Recently, the topic of early retirement has been brought up on a few different occasions within my social circles. Often, the conversation is brought up in jest, but sometimes I find myself in a group that is openly discussing savings rate or investment strategies. When time comes for me to chime in, my standard approach has been to say I’m saving enough and investing in Vanguard index funds. Short and sweet.

Should people prod deeper, I find myself saying that I am “aggressively” building capital through 1% savings improvements at my current stage in life so that I can transition from being an employee to becoming an investor. Usually, this leads to a significantly more interesting follow up questions than if I were to retire early.

Regardless of whether I say I’m saving for early retirement or saving to become an investor, the end goal is essentially the same. Yet, in my experience, “early retirement,” is usually received as a negative.

I learned early on that, when it comes to most people and talking about retirement, people either don’t care or people become instantly stressed out. The less we know about the state of our own finances and the less thought we’ve put into financial security in our future, the more reluctant we can be to openly discuss it. This is why I prefer to leave my response brief when asked and move on from there.

Since I have been asked directly in recent weeks about a few of my ideas, I felt it necessary to expand on many of the same topics I discussed with some close friends and family members.

Since this blog is still relatively new (having started this year), I still find myself needing to define specific elements of my approach.

When I say “investor”, I don’t picture myself being a stock picker like Warren Buffett. I see it more as, “Where can I invest my time and energy to receive the greatest gain, financially or measured by another yardstick?”

From this perspective, I want to be the greatest investor possible. Nothing is as important to me as optimizing the short amount of time I have here. If it means having a savings rate of 50-70% for 7-10 years so that I can never have to work for money again, then, yes. Sign me up.

I first learned about the concept of early retirement after reading Ben Franklin’s story of retiring at 42. I started using the phrase “early retirement” when I would think about what it would mean to retire before I ended up on the AARP weekly mailing list. I didn’t discuss the idea with people, but I thought to myself, “I want to retire early.”

My definition of early retirement mirrored that of Ben Franklin, which, in this day and age was not relatable. It never really resonated with anyone else either. Generally speaking, when people think of retirement they think of free time, sunny beaches, and cocktails.

Eventually, I stumbled into a great blog run by Brandon over at MadFientist.com and the language in my head matured from “early retirement,” to, “financial independence”.

I thought of it as putting my mind to use elsewhere outside of the rat race. I believe I will still want to contribute to and improve my life and the lives of others. The only difference is, I don’t want money to be the deciding factor of what and I can or cannot do.

Financial Independence is the best term to describe this state of personal security. The word independence holds a lot of meaning because it denotes the ability to stand on our own.

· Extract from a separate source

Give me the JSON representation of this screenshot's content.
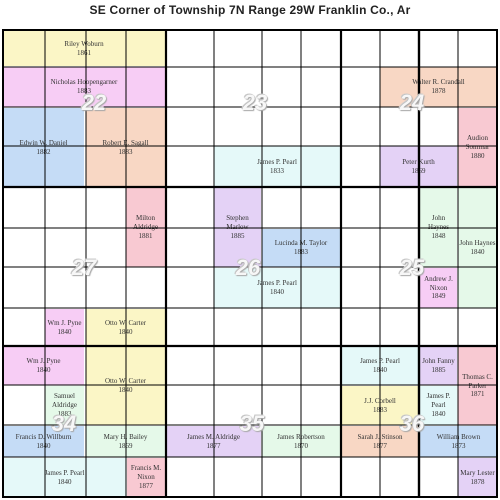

If you’re familiar with the writings of Stephen Covey, then you’ll have heard of the three transitional phases we can all go through.

We start off as dependents; we rely on our parents, our families, our teachers, etc. Without these support networks, we would not survive.

As we grow older, we have the capacity to become independent. We can build a lifestyle that supports ourselves. We can develop emotional intelligence and even a high level of intelligence in whatever particular field we pursue.

Lastly, once we reach independence, we can become interdependent. We can leverage our skills and expertise towards a bigger picture.

A quick analogy Stephen Covey uses to demonstrate these phases is as follows: Dependence is when we have 1+1=0. Both individuals lean on each other and nothing can be accomplished. Independence is 1+1=2; two people can live harmoniously together and be happy. Interdependence is viewed as being 1+1=11. The whole becomes bigger than the sum of its parts.

In economic terms, interdependence is reaching the production-possibility frontier, where each individual reaches efficiency with their resources and technology to contribute the greatest utility, or output, to the environment.

With this knowledge in mind, my goal is still to reach independence. After all, I’m still in the dependence stage of my life. My girlfriend and I rely on trading years of our lives so that we can build enough wealth to reach financial independence.

In the grand scheme of things, independence is only one step along a broader path that ends with interdependence.

The transition we dream of is to go from employee to investor, and then onto philanthropist.

Once we reach the point where we have what we need, then anything extra that we produce will be beneficial not for us, but for others we love and care for.

Do you have any goals or plans for once you reach financial independence? Are you still struggling through the dependence stage much like we are?